Optical signals are increasingly being used for transmitting information signals. One impediment to an even greater use of optical signals is that optical devices and electro-optical devices are often substantially more complex and expensive to manufacture than their electronic counterparts. The term optical devices will be used in this disclosure to denote both optical devices and electro-optical devices. This is because optical devices typically include a number of optical components that have to be precisely aligned relative to one another. Moreover, the optical devices have to be designed and manufactured so that their constituent optical components, once aligned, stay in alignment despite changes in environmental factors, such as temperature, vibration, etc.
One common optical device is the optical receiver that receives light, typically via an optical fiber, and detects the light to generate an electrical information signal that represents the information signal conveyed by the light. An optical receiver typically includes an input fiber, a converging optical element and a light detector. These components must have consistent optical and physical characteristics and must be accurately physically aligned relative to one another to ensure that the optical signal received via the optical fiber falls on the light detector. The need for the optical components to have consistent optical and physical characteristics and the need to align the optical components accurately relative to one another make a conventional optical receiver expensive to manufacture.
The component characteristics and alignment tolerances may be relaxed by increasing the area of the light-sensitive surface of the light detector. However, increasing the area of the light-sensitive surface increases the capacitance of the light detector. The capacitance of the light detector determines the maximum frequency of the information signal that can be recovered from the optical signal. A light detector that has a small enough capacitance to recover an information signal in the GHz frequency range may not have a large enough light-sensitive surface to allow the component characteristics and alignment tolerances to be significantly relaxed. Also, portions of the detector not illuminated by the optical signal may generate sufficient noise to degrade the signal-to-noise ratio of the electrical information signal output by the light detector.
The optical signal received via the optical fiber may be a multi-frequency optical signal, such as a wave-division multiplexed (WDM) optical signal or a dense wave-division multiplexed (DWDM) optical signal. In this case, the optical receiver typically additionally includes a frequency-dispersive element, such as a diffraction grating, and a light detector for each optical frequency included in the multi-frequency optical signal. The light detectors may be configured as a detector array having one detector element for each optical frequency. An optical receiver for a multi-frequency optical signal has component characteristics and alignment tolerances at least as severe as those of an optical receiver for a single-frequency optical signal. Morever, it is more difficult to use a large-area light detector in an attempt to relax the component characteristics and alignment tolerances in such an optical receiver.

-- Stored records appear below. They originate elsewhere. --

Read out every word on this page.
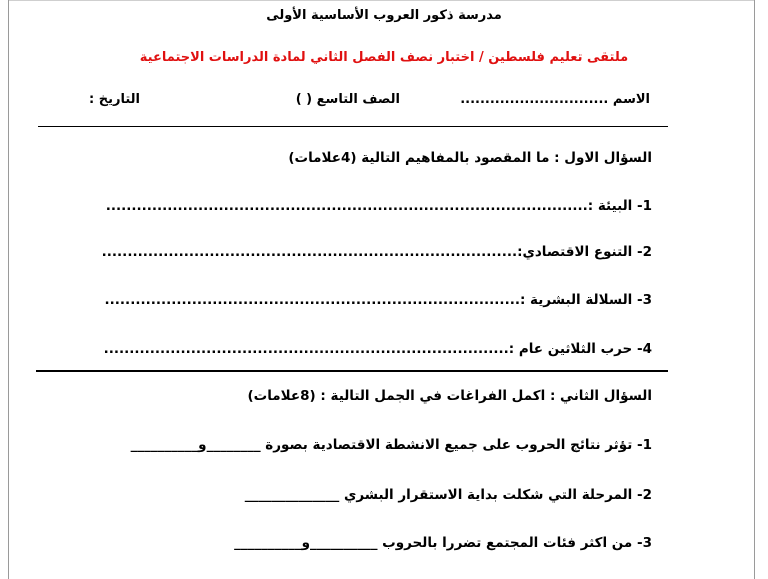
مدرسة ذكور العروب الأساسية الأولى
ملتقى تعليم فلسطين / اختبار نصف الفصل الثاني لمادة الدراسات الاجتماعية
الاسم ..............................
الصف التاسع ( )
التاريخ :
السؤال الاول : ما المقصود بالمفاهيم التالية (4علامات)
1- البيئة :..............................................................................................
2- التنوع الاقتصادي:.................................................................................
3- السلالة البشرية :.................................................................................
4- حرب الثلاثين عام :...............................................................................
السؤال الثاني : اكمل الفراغات في الجمل التالية : (8علامات)
1- تؤثر نتائج الحروب على جميع الانشطة الاقتصادية بصورة ________و__________
2- المرحلة التي شكلت بداية الاستقرار البشري ______________
3- من اكثر فئات المجتمع تضررا بالحروب __________و__________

Therefore, what is needed is an optical receiver having relaxed component characteristic tolerances and relaxed alignment tolerances and that is capable of detecting a high-frequency information signal conveyed by the optical signal. What is also needed is such an optical receiver that is additionally capable of generating an electrical information signal having a high signal-to-noise ratio. Finally, what is also needed is such an optical receiver that is additionally capable of receiving a multi-frequency optical signal and generating an information signal from each of the optical frequencies.